According to Isenberg, White Trash (I’m going to keep capitalizing the words, as if they are an ethnic group) have been a part of the American experience since the Old World began transporting vagrants and petty criminals into the colonies as punishment or as indentured servants. The American colonies were used as a dumping ground for those the mother country considered “waste people.”

Among these unheroic transplants were roguish highwaymen, mean vagrants, Irish rebels, known whores, and an assortment of convicts…lowly street urchins and debtors.

Isenberg traces the history of these “waste people” through several iterations, from their pre-Civil War heroes like Andrew Jackson and Davy Crockett to their unsettled position in the War’s aftermath, when the Freedmen’s Bureau paired impoverished whites and freed people not as cutthroat adversaries, but as the worthy poor. By 1903, however, politicians had learned how to pit poor whites against all blacks, and a political base was discovered that has been useful ever since.

In the 1920’s and ‘30’s, eugenics was all the rage, and much as we have heard about eugenics and African Americans, a main target seems to have been those who we have learned to call White Trash.

All in all, the rural South stood out as a place of social and now eugenic backwardness. Tenant farmers and sharecroppers, wandering the dusty roads with a balky mule, seemed a throwback to eighteenth-century vagrants. The ‘lazy diseases’ of hookworm and pellagra created a class of lazy lubbers. Illiteracy was widespread. Fear of indiscriminate breeding loomed large…For many in the early twentieth century, then, the ‘new race problem’ was not the ‘negro problem.’ It was instead a different crisis, one caused by the ‘worthless class of anti-social whites.’

It seems that all this time, it was assumed that poverty was an inherited condition, that the diseases brought on by deprivation were the result of bad breeding and laziness, not unhealthy conditions. It took, according to Isenberg, the Great Depression to put a dent in these assumptions, when those who had previously been thought of as hard-working, industrious people found themselves reduced to penury due to circumstances far beyond their own control.

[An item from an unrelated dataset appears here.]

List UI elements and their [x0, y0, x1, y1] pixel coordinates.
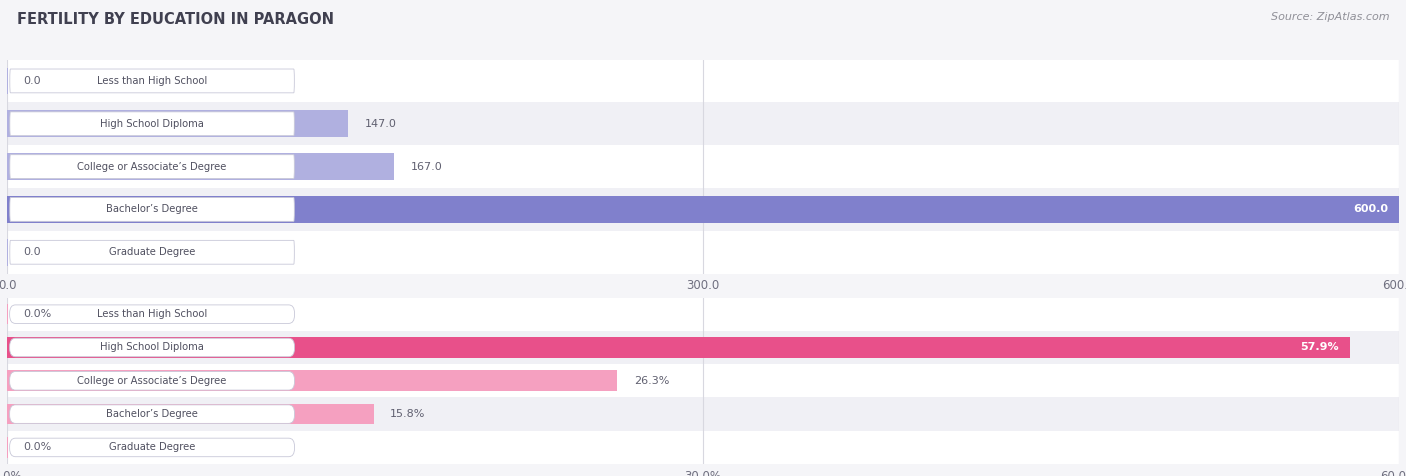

In the years following WWII, there arose what Isenberg calls the “cult of the country boy,” beginning with Elvis Presley and including television shows like The Beverly Hillbillies and The Andy Griffith Show, elevating a few of the White Trash into culture heroes. The rise of the civil rights movement, however, shone a light on the negative image, with figures like Orville Faubus and George Wallace, who once again whipped the poor white population into a frenzy over their forced integration with the only class they had formerly thought themselves above.

It’s impossible to do justice to the scope of this book. I have severely abridged the arc of the history painted by Ms. Isenberg, and done little justice to one of her major points – that class consciousness is alive and well in the United States and always has been. The poor have often been made to feel that poverty of body, mind and spirit are things inborn, conditions above which they cannot and must not be encouraged to rise.

A result, one might conclude, could be a population that is overly threatened by change, by the concept of equal rights, or by the influx of a foreign population with whom they must compete.

The book was published in 2016, just before the advent of Donald Trump to the presidency. Referring to the Republican ticket of McCain/Palin eight years earlier, Isenberg seems to want to rescue Sarah Palin from her own trailer trash image, which was what a girl friend of mine, raised in Alaska, had called her from the first, and she might have a point. Palin was criticized not so much for her policy positions, which criticisms would have held water on their own, but for her trailer trash origins and behavior. In other words, she was White Trash, in spades, and it’s probable that she would have been lampooned as such even had she come out for single payer or gay marriage.

But she gained a following of her own, and even though that ticket lost, and to a black man, the following gathered steam and was still there eight years later. To paraphrase Isenberg, should anyone be shocked at Donald Trump? “When you turn an election into a three-ring circus, there’s always a chance that the dancing bear will win.”